Current KeyLimePie formats include JSON and YAML, with YAML the preferred for writing conversations in (which shares indentation-based formatting with both ChoiceScript and Ren'Py). By current convention, there is a tiny bit of embedded Python that KeyLimePie allows, sharing that with Ren'Py's scripting language, but the Python could be replaced with any embeddable language. The Shepard-Blastos YAML script is actually the first version of the script, but it consequently has some typos that were corrected in later versions. The next major format change for the script was the rewrite of it as my testbed for Celtx import, resulting in the Celtx-formatted Shepard-Blastos script. (I'll be writing my next few conversations directly in the Celtx format.)

Today I wrote an actual exporter from the KeyLimePie data model to ChoiceScript and Ren'Py, so that I could directly point to a comparison of the three formats. (I found it more interesting to write a somewhat generally useful exporter than to manually rewrite, particularly because I knew it would be a quick "day hack".) I have had to do a tiny bit of massaging of the exports, of course, but probably 98% or so of the process is automated. ChoiceScript needs the most massaging, simply because of the embedded Python, which Ren'Py supports directly.
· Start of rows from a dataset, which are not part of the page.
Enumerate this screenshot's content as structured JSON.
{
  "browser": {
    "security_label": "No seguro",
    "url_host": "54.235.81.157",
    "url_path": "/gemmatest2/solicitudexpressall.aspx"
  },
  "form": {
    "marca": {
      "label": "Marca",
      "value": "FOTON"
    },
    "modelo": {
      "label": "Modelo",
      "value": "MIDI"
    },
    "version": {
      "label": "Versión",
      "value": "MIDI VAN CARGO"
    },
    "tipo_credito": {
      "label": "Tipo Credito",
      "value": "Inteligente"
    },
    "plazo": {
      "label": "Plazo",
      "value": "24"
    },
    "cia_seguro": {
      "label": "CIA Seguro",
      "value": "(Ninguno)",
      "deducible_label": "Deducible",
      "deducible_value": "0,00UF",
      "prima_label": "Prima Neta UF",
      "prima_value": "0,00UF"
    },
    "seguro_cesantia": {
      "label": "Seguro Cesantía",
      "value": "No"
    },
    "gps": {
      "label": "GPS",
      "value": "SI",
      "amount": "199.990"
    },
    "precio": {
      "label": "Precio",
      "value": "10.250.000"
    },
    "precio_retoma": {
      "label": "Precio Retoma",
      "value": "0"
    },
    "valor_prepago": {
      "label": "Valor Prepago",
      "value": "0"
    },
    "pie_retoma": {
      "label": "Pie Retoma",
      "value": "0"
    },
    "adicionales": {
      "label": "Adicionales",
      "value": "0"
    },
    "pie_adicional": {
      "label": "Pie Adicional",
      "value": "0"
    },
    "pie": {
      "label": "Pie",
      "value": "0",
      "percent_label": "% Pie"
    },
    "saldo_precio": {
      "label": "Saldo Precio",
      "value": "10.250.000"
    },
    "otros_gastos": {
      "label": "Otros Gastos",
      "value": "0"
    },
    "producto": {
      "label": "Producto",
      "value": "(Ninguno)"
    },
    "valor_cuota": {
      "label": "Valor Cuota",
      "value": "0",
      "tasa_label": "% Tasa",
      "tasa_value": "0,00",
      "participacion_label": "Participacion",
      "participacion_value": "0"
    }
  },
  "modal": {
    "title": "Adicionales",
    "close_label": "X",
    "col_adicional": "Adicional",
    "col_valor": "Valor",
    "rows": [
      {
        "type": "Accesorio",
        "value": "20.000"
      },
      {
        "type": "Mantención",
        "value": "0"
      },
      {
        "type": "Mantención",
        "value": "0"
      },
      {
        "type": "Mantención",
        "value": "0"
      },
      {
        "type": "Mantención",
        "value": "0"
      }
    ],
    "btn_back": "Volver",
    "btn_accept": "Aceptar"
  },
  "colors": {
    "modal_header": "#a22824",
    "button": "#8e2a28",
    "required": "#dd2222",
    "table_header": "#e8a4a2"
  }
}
I could see some future version of the KeyLimePie data model specification as something of an intermediate format for cooperation between the engines. Certainly the export tool I built works pretty well for the current demo. If I ever get around to building the "Visual KeyLimePie" editor that I proposed in an earlier blog post, I could imagine that would be potentially quite useful to both ChoiceScript/Ren'Py.

Some of the noteworthy differences between the formats:

  • Neither ChoiceScript nor Ren'Py support KeyLimePie's pie menus, so directions are added to choice labels, and are obviously harder to play with when the directions are useful/important clues.
  • Neither ChoiceScript nor Ren'Py seem to support the concept of "unavailable" choice. (In the Silverlight KeyLimePie engine, when there is no available node (based on pre-conditions) in a given direction the choice will be disabled/grayed out, using the label of the first unavailable node in that direction.) In ChoiceScript the choice can be removed from the list with a surrounding "if" for the precondition. Ren'Py doesn't even support surrounding an "if" statement around a choice in a menu.
  • Ren'Py has an available "jump stack" (call and return) that allows for conversation memory. This is something that is planned for KeyLimePie (it's in the "spec in my head"), but not yet implemented in any tool or engine, because it's primarily a useful state machine tool for interaction between conversations.
  • ChoiceScript, for obvious reasons I assume, doesn't have direct support for conversation styling.
  • "Fall through" works subtly (and potentially dangerously, if one were relying solely on automatic exports) different in all three systems.

I'm sure there are other things that I'm forgetting, but all of the more obvious aesthetic differences should be obvious if you peruse the documents linked above.

This has been an interesting experiment today. I really liked working with Ren'Py, which was new to me when I started, and would love to see, and may eventually build, an extension to support KeyLimePie-style conversations.

Probably the big lesson at the end of the day is that all three projects are probably much more similar than different. It was also a further proof for the flexibility of my "data model" approach.